A method for making a non-resorbable bone allograft, the method comprising:
excising one or more bone allografts from a donor's body;
freeze-drying the bone allografts;
thermal processing of a first set of the bone allografts at a temperature greater than about 300 degrees Celsius, wherein the first set of bone allografts are mineralized; and
preserving and sterilizing the bone allografts.
The method of claim 1, further comprising, prior to preserving and sterilizing the bone allografts:
demineralizing a second set of freeze-dried bone allografts, wherein the second set of bone allografts were not thermally processed; and
combining the second set of demineralized bone allografts with the first set of thermally processed, mineralized bone allografts and/or with a third set of bone allografts, wherein the third set of bone allografts were freeze-dried but not thermally processed, and wherein the third set of bone allografts are mineralized.
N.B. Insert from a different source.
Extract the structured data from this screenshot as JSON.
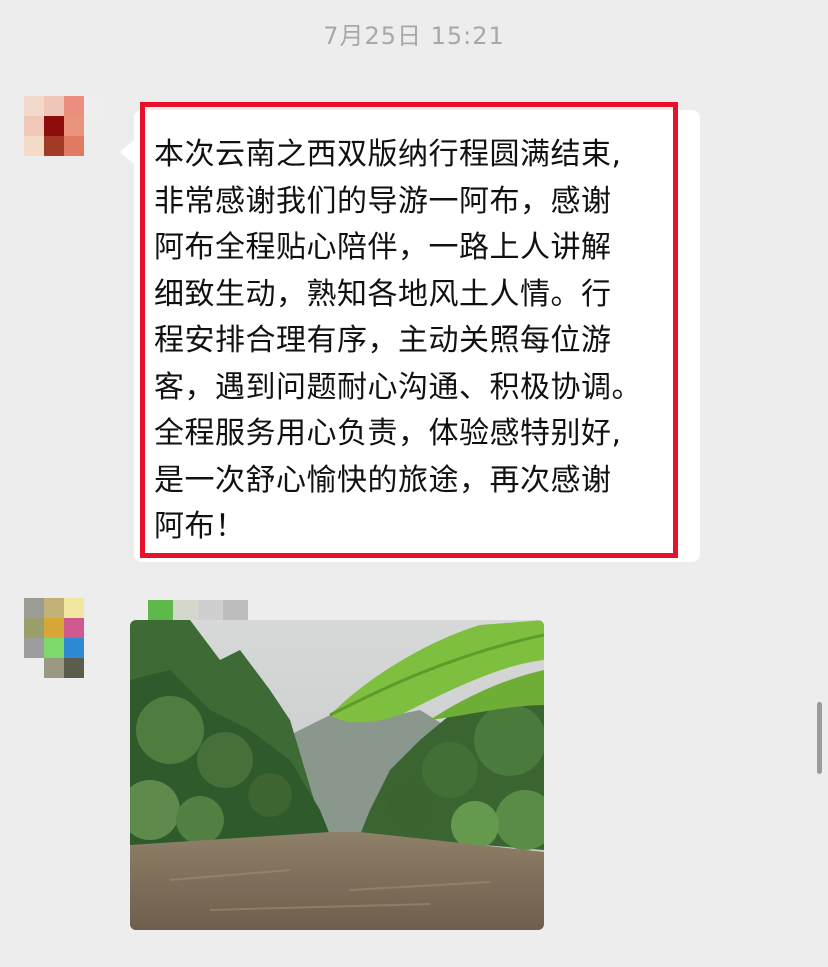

3. The method of claim 1, further comprising, prior to thermally processing the first set of bone allografts, placing the freeze-dried bone allografts into a condenser, wherein the temperature of the condenser is between about -60 degrees and -70 degrees Celsius.
4. The method of claim 1, further comprising, prior to thermally processing the first set of bone allografts, rehydrating the freeze-dried bone allografts.
5. The method of claim 2, wherein the second set of bone allografts are demineralized with hydrochloric acid until the calcium content of the bone allografts is reduced to less than 2 %.
6. The method of claim 1, wherein the bone allografts are preserved and sterilized by irradiation and/or immersion with ethylene oxide.
7. The method of claim 1, further comprising combining the non-resorbable bone allograft with a processed, resorbable bone allograft.
8. The method of claim 1, further comprising combining the non-resorbable bone allograft with the third set of bone allografts, wherein the third set of bone allografts are freeze-dried.